Il primo nei confronti dell’Italia, il secondo nei confronti dell’Ucraina – puntualizza Foad Aodi – e in entrambi i casi per un periodo di tempo determinato. Chi deciderà di restare in Italia, integra, dovrà fare la stessa pratica come hanno fatto i numerosi medici e infermieri stranieri, per far riconoscere il loro titolo di laurea in Italia e l’esame in lingua italiana per iscriversi all’Ordine professionale. Parole, queste, che rimandano a quanto già espresso dalla Fnopi, che ha manifestato la massima disponibilità a condividere un percorso che può rivelarsi sia umanitario sia funzionale, anche se non certo nelle vesti di logiche sostitutive, quanto di logiche di affiancamento. Dicendo comunque di no a qualsivoglia sanatoria futura (Per un’eventuale stabilizzazione è imprescindibile verificare la qualità della formazione professionale di chiunque provenga dall’estero, puntualizza la Federazione nazionale Ordini infermieri).

Fials: sì agli infermieri ucraini in Italia. Nursing up perplesso

Sì agli infermieri ucraini in Italia anche da parte della Fials. Secondo il segretario nazionale, Giuseppe Carbone, questo è il momento di mostrare solidarietà al popolo ucraino, non di fare demagogia.

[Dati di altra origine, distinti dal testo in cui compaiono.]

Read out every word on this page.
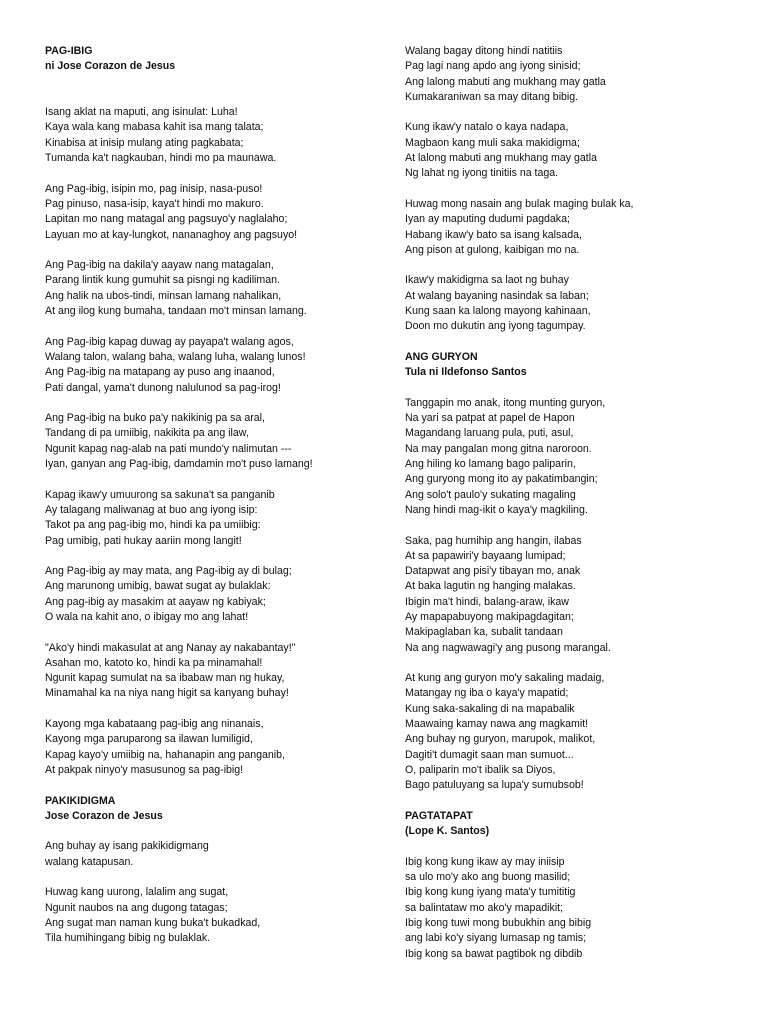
PAG-IBIG
ni Jose Corazon de Jesus
Isang aklat na maputi, ang isinulat: Luha!
Kaya wala kang mabasa kahit isa mang talata;
Kinabisa at inisip mulang ating pagkabata;
Tumanda ka't nagkauban, hindi mo pa maunawa.
Ang Pag-ibig, isipin mo, pag inisip, nasa-puso!
Pag pinuso, nasa-isip, kaya't hindi mo makuro.
Lapitan mo nang matagal ang pagsuyo'y naglalaho;
Layuan mo at kay-lungkot, nananaghoy ang pagsuyo!
Ang Pag-ibig na dakila'y aayaw nang matagalan,
Parang lintik kung gumuhit sa pisngi ng kadiliman.
Ang halik na ubos-tindi, minsan lamang nahalikan,
At ang ilog kung bumaha, tandaan mo't minsan lamang.
Ang Pag-ibig kapag duwag ay payapa't walang agos,
Walang talon, walang baha, walang luha, walang lunos!
Ang Pag-ibig na matapang ay puso ang inaanod,
Pati dangal, yama't dunong nalulunod sa pag-irog!
Ang Pag-ibig na buko pa'y nakikinig pa sa aral,
Tandang di pa umiibig, nakikita pa ang ilaw,
Ngunit kapag nag-alab na pati mundo'y nalimutan ---
Iyan, ganyan ang Pag-ibig, damdamin mo't puso lamang!
Kapag ikaw'y umuurong sa sakuna't sa panganib
Ay talagang maliwanag at buo ang iyong isip:
Takot pa ang pag-ibig mo, hindi ka pa umiibig:
Pag umibig, pati hukay aariin mong langit!
Ang Pag-ibig ay may mata, ang Pag-ibig ay di bulag;
Ang marunong umibig, bawat sugat ay bulaklak:
Ang pag-ibig ay masakim at aayaw ng kabiyak;
O wala na kahit ano, o ibigay mo ang lahat!
"Ako'y hindi makasulat at ang Nanay ay nakabantay!"
Asahan mo, katoto ko, hindi ka pa minamahal!
Ngunit kapag sumulat na sa ibabaw man ng hukay,
Minamahal ka na niya nang higit sa kanyang buhay!
Kayong mga kabataang pag-ibig ang ninanais,
Kayong mga paruparong sa ilawan lumiligid,
Kapag kayo'y umiibig na, hahanapin ang panganib,
At pakpak ninyo'y masusunog sa pag-ibig!
PAKIKIDIGMA
Jose Corazon de Jesus
Ang buhay ay isang pakikidigmang
walang katapusan.
Huwag kang uurong, lalalim ang sugat,
Ngunit naubos na ang dugong tatagas;
Ang sugat man naman kung buka't bukadkad,
Tila humihingang bibig ng bulaklak.
Walang bagay ditong hindi natitiis
Pag lagi nang apdo ang iyong sinisid;
Ang lalong mabuti ang mukhang may gatla
Kumakaraniwan sa may ditang bibig.
Kung ikaw'y natalo o kaya nadapa,
Magbaon kang muli saka makidigma;
At lalong mabuti ang mukhang may gatla
Ng lahat ng iyong tinitiis na taga.
Huwag mong nasain ang bulak maging bulak ka,
Iyan ay maputing dudumi pagdaka;
Habang ikaw'y bato sa isang kalsada,
Ang pison at gulong, kaibigan mo na.
Ikaw'y makidigma sa laot ng buhay
At walang bayaning nasindak sa laban;
Kung saan ka lalong mayong kahinaan,
Doon mo dukutin ang iyong tagumpay.
ANG GURYON
Tula ni Ildefonso Santos
Tanggapin mo anak, itong munting guryon,
Na yari sa patpat at papel de Hapon
Magandang laruang pula, puti, asul,
Na may pangalan mong gitna naroroon.
Ang hiling ko lamang bago paliparin,
Ang guryong mong ito ay pakatimbangin;
Ang solo't paulo'y sukating magaling
Nang hindi mag-ikit o kaya'y magkiling.
Saka, pag humihip ang hangin, ilabas
At sa papawiri'y bayaang lumipad;
Datapwat ang pisi'y tibayan mo, anak
At baka lagutin ng hanging malakas.
Ibigin ma't hindi, balang-araw, ikaw
Ay mapapabuyong makipagdagitan;
Makipaglaban ka, subalit tandaan
Na ang nagwawagi'y ang pusong marangal.
At kung ang guryon mo'y sakaling madaig,
Matangay ng iba o kaya'y mapatid;
Kung saka-sakaling di na mapabalik
Maawaing kamay nawa ang magkamit!
Ang buhay ng guryon, marupok, malikot,
Dagiti't dumagit saan man sumuot...
O, paliparin mo't ibalik sa Diyos,
Bago patuluyang sa lupa'y sumubsob!
PAGTATAPAT
(Lope K. Santos)
Ibig kong kung ikaw ay may iniisip
sa ulo mo'y ako ang buong masilid;
Ibig kong kung iyang mata'y tumititig
sa balintataw mo ako'y mapadikit;
Ibig kong tuwi mong bubukhin ang bibig
ang labi ko'y siyang lumasap ng tamis;
Ibig kong sa bawat pagtibok ng dibdib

Alcune posizioni politiche mirano a fare rumore parlando di ingiustizie verso i sanitari italiani, ma dimenticano che anche noi viviamo un’emergenza ed è quella di carenza di personale sanitario. Mentre il Nursing Up, attraverso il presidente nazionale Antonio De Palma, è titubante in merito (pur esprimendo piena e sincera solidarietà per quanto sta avvenendo). Esprimendosi così: Quanto veicolato dal comunicato stampa del Consiglio dei Ministri n. 68 del 18 marzo 2022, annunciando la deroga temporanea alla disciplina del riconoscimento delle qualifiche professionali sanitarie per i medici e gli infermieri ucraini, riflette una situazione alquanto paradossale, non certo una novità nel nostro singolare sistema. Tante le voci che si sono levate, tra cui molte chiedono perché questo trattamento riguardi soli i professionisti dell’Ucraina e non sia stato fatto per altri paesi. A questo, però, deve rispondere il governo Draghi, conclude Foad Aodi.